We study for the first time the transverse momentum transfer distributions $dσ/dt$ in coherent production of charmonia in nuclear ultra-peripheral and electron-ion collisions within the QCD color dipole approach based on a rigorous Green function formalism. This allows us to treat properly the color transparency effects, as well as the higher and leading-twist shadowing corrections associated with the $|Q\bar Q\rangle$ and $|Q\bar QnG\rangle$ Fock components of the photon. While the multi-gluon photon fluctuations represent the dominant source of nuclear shadowing at kinematic regions related to the recent LHC and its future upgrade to LHeC, the upcoming electron-ion collider at RHIC will additionally require the proper incorporation of reduced quark shadowing. The latter effect leads to a significant decrease in the differential cross sections $dσ/dt$ compared to standard calculations based on the eikonal form for the dipole-nucleus amplitude. The leading-twist shadowing corrections, corresponding to a non-linear QCD evolution of a partial dipole-nucleus amplitude, reduce substantially charmonium $t$-distributions in the LHeC energy range. We predict a non-monotonic energy dependence of $dσ/dt$ suggesting so possible gluon saturation effects with increased onset at larger $t$-values. In addition to shadowing corrections, we study how the color transparency effects affect the shape of $t$-dependent nuclear modification factor. We also briefly discuss several aspects that can modify the charmonium production rate and thus may have a large impact on the search for gluon saturation effects.

Figures (5)

• Figure 1: Gluon shadowing factor $R_G$ for photoproduction of $J\!/\!\psi$ on the gold target as function of impact parameter $b_A$ at several fixed values of $x$ (left), and as function of $x$ at fixed values of the photon virtuality $Q^2 = 0$ and $50\,\,\hbox{GeV}^2$ (right).

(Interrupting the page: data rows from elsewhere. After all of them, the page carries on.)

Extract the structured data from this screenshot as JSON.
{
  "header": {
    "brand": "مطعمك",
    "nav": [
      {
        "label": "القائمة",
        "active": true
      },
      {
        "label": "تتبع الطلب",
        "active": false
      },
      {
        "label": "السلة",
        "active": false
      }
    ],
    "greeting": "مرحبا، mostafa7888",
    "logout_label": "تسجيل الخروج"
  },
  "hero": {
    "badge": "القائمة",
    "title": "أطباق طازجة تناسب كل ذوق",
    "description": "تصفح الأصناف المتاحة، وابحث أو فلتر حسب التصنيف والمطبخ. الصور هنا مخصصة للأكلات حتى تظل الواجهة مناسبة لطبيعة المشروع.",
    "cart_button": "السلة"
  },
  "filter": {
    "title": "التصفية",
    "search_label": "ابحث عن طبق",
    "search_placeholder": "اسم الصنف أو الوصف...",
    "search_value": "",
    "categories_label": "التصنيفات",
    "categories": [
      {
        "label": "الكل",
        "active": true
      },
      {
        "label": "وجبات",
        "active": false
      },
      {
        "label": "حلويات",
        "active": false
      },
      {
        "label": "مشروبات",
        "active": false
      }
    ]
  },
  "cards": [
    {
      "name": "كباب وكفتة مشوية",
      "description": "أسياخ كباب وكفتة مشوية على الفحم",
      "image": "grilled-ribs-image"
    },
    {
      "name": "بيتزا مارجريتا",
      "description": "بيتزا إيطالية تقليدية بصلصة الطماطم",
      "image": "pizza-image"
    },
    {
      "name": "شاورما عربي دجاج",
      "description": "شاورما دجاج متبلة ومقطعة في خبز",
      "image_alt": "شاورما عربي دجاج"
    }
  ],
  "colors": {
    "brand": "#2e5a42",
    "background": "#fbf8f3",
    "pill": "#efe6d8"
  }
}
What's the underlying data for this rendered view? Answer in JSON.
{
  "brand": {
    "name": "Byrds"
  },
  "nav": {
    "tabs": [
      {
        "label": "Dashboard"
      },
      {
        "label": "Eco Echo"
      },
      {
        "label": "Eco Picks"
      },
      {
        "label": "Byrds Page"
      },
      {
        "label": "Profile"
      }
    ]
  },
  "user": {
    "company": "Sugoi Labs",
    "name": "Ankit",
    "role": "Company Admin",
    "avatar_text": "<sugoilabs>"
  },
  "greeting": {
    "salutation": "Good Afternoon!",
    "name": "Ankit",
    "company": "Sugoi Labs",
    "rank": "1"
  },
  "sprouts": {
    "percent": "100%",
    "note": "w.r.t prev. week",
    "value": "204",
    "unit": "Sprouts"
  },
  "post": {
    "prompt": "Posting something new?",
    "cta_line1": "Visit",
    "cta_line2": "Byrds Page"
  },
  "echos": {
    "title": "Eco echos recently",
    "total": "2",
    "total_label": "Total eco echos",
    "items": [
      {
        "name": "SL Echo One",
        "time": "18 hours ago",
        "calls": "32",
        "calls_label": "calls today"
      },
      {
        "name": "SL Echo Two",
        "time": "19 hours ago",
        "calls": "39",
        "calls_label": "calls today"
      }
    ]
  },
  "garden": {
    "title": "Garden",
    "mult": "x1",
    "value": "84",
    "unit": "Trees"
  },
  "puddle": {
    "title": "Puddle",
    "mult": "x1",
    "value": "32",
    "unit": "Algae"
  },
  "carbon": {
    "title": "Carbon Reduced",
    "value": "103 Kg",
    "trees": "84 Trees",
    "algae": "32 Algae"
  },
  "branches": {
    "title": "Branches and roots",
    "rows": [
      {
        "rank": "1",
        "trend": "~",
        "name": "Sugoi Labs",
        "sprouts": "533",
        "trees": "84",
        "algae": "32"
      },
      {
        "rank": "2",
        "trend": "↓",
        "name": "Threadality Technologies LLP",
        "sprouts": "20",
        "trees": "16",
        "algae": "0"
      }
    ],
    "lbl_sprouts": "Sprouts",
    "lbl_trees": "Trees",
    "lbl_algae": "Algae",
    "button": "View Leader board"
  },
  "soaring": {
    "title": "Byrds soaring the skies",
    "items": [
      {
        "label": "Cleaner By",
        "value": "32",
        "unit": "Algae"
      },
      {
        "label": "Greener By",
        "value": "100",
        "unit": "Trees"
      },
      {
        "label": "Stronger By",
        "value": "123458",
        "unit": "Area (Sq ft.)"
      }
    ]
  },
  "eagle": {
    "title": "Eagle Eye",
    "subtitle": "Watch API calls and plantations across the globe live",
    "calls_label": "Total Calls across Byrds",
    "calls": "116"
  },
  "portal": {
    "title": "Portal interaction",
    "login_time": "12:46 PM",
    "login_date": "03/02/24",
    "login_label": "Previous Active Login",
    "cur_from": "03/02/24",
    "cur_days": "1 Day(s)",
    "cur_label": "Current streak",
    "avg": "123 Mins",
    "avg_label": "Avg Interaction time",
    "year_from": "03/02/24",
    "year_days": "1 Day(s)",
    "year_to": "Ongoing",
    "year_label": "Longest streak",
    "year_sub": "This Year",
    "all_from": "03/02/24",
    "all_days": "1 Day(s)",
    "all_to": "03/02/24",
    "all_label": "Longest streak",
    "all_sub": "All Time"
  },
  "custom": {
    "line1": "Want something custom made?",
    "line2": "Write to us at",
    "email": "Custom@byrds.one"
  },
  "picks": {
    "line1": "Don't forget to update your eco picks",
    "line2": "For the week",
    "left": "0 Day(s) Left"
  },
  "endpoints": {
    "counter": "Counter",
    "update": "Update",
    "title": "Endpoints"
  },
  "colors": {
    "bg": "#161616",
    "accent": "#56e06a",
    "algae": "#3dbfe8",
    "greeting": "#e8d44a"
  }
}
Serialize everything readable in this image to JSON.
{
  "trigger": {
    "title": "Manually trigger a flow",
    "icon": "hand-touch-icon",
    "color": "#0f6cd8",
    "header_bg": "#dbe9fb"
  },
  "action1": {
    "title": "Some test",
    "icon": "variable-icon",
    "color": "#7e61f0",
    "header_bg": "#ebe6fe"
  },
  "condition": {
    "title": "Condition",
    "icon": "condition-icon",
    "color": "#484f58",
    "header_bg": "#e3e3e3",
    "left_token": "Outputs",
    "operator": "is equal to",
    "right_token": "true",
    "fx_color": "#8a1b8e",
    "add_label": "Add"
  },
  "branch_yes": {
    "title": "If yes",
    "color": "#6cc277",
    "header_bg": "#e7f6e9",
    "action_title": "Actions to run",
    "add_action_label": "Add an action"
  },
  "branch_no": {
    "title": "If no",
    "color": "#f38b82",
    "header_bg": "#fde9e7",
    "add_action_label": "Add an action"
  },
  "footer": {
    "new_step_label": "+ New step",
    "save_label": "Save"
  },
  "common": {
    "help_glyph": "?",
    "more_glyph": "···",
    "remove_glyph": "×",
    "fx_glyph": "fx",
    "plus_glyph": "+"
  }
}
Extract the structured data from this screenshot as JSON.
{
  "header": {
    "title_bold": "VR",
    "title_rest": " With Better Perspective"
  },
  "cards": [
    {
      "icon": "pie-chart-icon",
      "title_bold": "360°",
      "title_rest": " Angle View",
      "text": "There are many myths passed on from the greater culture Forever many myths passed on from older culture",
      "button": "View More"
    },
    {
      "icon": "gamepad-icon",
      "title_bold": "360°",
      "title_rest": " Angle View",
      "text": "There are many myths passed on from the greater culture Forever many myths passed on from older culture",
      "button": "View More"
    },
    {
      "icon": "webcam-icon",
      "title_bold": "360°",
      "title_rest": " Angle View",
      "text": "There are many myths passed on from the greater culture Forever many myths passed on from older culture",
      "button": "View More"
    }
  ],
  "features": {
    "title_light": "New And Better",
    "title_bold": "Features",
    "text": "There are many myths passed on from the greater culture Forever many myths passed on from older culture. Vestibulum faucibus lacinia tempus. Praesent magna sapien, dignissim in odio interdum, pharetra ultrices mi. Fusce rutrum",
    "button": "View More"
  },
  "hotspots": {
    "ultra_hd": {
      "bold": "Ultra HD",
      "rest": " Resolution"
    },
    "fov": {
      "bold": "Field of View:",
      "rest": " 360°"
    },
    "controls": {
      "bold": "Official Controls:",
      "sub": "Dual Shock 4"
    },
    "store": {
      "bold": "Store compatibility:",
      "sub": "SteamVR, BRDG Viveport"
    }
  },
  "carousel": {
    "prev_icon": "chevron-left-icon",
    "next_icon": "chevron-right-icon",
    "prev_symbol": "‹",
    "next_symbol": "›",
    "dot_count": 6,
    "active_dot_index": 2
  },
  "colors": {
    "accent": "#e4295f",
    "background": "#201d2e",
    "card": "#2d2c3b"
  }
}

• Figure 2: Model calculations of $d\sigma^{\gamma(\gamma^{\ast}) p\to J\!/\!\psi p}(t)/dt$ at $Q^2=0.05\,\,\hbox{GeV}^2$ (upper left panel) and at $Q^2 = 8.9\,\,\hbox{GeV}^2$ (upper right panel) as a function of photon energy $W$ at several fixed values of $t$ vs. data from the H1 collaboration H1:2005dtp. Results for the $t$-integrated differential cross section in the photoproduction of $\psi^{\,\prime}(2S)$ are shown in the lower left panel and compared with data from the LHCb LHCb:2018rcm collaboration. The lower right panel shows the model calculations of $d\sigma^{\gamma Pb\to J\!/\!\psi Pb}(t)/dt$ in comparison with data from the ALICE experiment Acharya:2021bnz.
• Figure 3: The $t$-dependent nuclear transparency, Eq. (\ref{['tr-t']}), for the coherent electroproduction of $J\!/\!\psi(1S)$ (left panel) and $\psi^{\,\prime}(2S)$ (right panel) in the limit $l_c\gg R_A$ and at two fixed values of $Q^2 =0$ and $50\,\,\hbox{GeV}^2$.
• Figure 4: Model predictions for the energy behavior of the $t$-dependent differential cross section $d\sigma/dt$ for coherent photoproduction of $J\!/\!\psi(1S)$ (upper left panel), $\psi^{\,\prime}(2S)$ (upper middle panel) and for the $\psi^{\,\prime}(2S)$-to-$J\!/\!\psi(1S)$ ratio of $d\sigma/dt$ (upper right panel) at several fixed values of $t=0.001, 0.004, 0.008$ and $0.012\,\,\hbox{GeV}^2$. The lower panels show the electroproduction process at $Q^2 = 50\,\,\hbox{GeV}^2$. In all panels the Green function formalism with gluon shadowing corrections (solid lines) is compared with the standard eikonal approximation without gluon shadowing (dashed lines).
• Figure 5: (Color online) The comparison of the CCV and KKN model predictions for the ratio $R_{\perp/\parallel}(b)$ as a function of the impact parameter of a collision $b$. Here the solid, dashed, and dotted lines correspond to the production of $\Upsilon$, $J\!/\!\psi$, and $\rho^0$ mesons, respectively.